The _PyMutex inside each _Bucket is itself a tiny spinlock backed by
_PyMutex_LockTimed with a spin-count threshold. It must not be a
full parking-lot mutex to avoid recursion.
_PyParkingLot_Park atomic check-then-sleep (lines 161 to 270)
cpython 3.14 @ ab2d84fe1023/Python/parking_lot.c#L161-270
int
_PyParkingLot_Park(const void *address, const void *expected, size_t size,
_PyTime_t timeout_ns, void *park_arg, int call_before_sleep)
{
_ParkingLotNode node;
_Bucket *bucket = bucket_for(address);
_PyMutex_Lock(&bucket->mutex);
/* Atomic check: has the value already changed? */
if (!_Py_atomic_compare_equal(address, expected, size)) {
_PyMutex_Unlock(&bucket->mutex);
return PY_PARK_AGAIN;
}
node.address = address;
node.event = _PyEventRc_New();
node.handed_off = 0;
enqueue(bucket, &node);
_PyMutex_Unlock(&bucket->mutex);
/* Optional callback while not holding bucket lock. */
if (call_before_sleep) { ... }
/* Sleep until Unpark signals the event. */
int timed_out = !_PyEvent_WaitTimed(node.event->event, timeout_ns);
if (timed_out) {
/* Remove ourselves from the queue if still there. */
_PyMutex_Lock(&bucket->mutex);
int in_queue = remove_waiter(bucket, &node);
_PyMutex_Unlock(&bucket->mutex);
if (in_queue) {
_PyEventRc_Decref(node.event);
return PY_PARK_TIMEOUT;
}
}
_PyEventRc_Decref(node.event);
return node.handed_off ? PY_PARK_OK : PY_PARK_INTR;
}
The bucket lock is held for the minimum window: just long enough to compare
*address against expected and enqueue the node. Releasing the lock
before sleeping avoids holding it for the duration of the sleep. If
*address already differs from expected (a concurrent unlocker already
cleared the lock word), the function returns PY_PARK_AGAIN without
sleeping. The caller (_PyMutex_LockTimed) then retries its CAS directly.

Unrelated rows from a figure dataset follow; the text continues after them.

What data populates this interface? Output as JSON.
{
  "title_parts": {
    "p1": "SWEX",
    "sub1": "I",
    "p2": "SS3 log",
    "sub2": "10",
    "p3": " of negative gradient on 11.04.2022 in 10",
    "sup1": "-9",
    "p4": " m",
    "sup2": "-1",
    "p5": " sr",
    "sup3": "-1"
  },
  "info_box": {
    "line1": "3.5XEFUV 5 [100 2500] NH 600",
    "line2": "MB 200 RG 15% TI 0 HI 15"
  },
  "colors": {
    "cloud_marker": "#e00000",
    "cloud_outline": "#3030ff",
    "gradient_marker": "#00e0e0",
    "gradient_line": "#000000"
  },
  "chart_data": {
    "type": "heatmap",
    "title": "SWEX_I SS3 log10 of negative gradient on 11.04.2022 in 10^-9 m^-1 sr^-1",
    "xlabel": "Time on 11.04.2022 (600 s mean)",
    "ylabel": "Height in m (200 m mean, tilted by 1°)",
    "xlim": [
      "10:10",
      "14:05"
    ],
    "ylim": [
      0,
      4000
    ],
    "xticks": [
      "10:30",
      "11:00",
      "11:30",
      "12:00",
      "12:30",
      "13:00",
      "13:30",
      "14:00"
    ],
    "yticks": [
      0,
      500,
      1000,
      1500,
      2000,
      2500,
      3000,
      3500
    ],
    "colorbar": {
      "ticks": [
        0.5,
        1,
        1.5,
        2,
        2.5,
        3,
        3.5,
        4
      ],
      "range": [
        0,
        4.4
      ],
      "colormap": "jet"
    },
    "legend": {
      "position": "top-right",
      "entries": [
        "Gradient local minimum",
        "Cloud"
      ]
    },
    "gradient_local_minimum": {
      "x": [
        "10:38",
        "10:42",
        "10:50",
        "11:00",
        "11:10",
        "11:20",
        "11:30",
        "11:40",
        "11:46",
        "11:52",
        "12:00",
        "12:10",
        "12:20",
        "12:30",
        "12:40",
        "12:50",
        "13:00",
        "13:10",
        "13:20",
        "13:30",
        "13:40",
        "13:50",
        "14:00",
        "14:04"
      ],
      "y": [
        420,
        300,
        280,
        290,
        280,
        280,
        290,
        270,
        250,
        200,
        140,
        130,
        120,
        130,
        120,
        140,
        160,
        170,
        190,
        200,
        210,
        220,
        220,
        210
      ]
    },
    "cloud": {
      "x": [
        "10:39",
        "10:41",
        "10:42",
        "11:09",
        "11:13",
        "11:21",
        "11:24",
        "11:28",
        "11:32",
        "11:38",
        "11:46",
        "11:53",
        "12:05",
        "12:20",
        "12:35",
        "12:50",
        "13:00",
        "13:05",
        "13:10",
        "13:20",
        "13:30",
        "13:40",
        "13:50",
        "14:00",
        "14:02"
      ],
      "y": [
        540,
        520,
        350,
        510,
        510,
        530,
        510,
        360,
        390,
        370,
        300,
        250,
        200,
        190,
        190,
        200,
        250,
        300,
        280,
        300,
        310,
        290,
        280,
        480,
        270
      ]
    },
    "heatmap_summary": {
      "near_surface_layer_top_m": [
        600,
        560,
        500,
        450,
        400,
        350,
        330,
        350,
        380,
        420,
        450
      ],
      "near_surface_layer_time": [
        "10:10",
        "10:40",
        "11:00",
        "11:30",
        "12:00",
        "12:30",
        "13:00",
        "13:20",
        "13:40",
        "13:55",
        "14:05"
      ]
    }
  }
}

_Py_atomic_compare_equal uses __atomic_load_n with
__ATOMIC_SEQ_CST to guarantee the read is not moved outside the critical
section by the compiler.
_PyParkingLot_Unpark with unpark callback (lines 271 to 370)
cpython 3.14 @ ab2d84fe1023/Python/parking_lot.c#L271-370
void
_PyParkingLot_Unpark(const void *address, _Py_unpark_fn_t *fn, void *arg)
{
_Bucket *bucket = bucket_for(address);
_PyMutex_Lock(&bucket->mutex);
_ParkingLotNode *waiter = find_first_waiter(bucket, address);
int has_more = (waiter != NULL && waiter->next != NULL &&
waiter->next->address == address);
if (waiter) {
dequeue(bucket, waiter);
}
/* Call fn while still holding the bucket lock. */
if (fn) {
fn(arg, waiter != NULL, has_more);
}
_PyMutex_Unlock(&bucket->mutex);
if (waiter) {
waiter->handed_off = 1;
_PyEvent_Notify(waiter->event->event);
}
}
The fn callback runs with the bucket lock held. This is the critical
invariant: fn can atomically update the lock word (e.g. clear the
"has waiters" bit) at the same time as the waiter is removed from the
queue. Without this window, a thread woken by _PyEvent_Notify could
re-enter _PyParkingLot_Park and observe a stale "has waiters" bit in the
lock word before fn has had a chance to clear it.
has_more tells fn whether additional waiters remain; the _PyMutex
implementation uses this to keep the "contended" bit set when it should
be, avoiding a thundering-herd where every unparked thread tries to
acquire without noticing the queue is non-empty.
_PyParkingLot_UnparkAll (lines 371 to 420) follows the same pattern but
drains the entire waiter list atomically before releasing the bucket lock,
then signals each event outside the lock.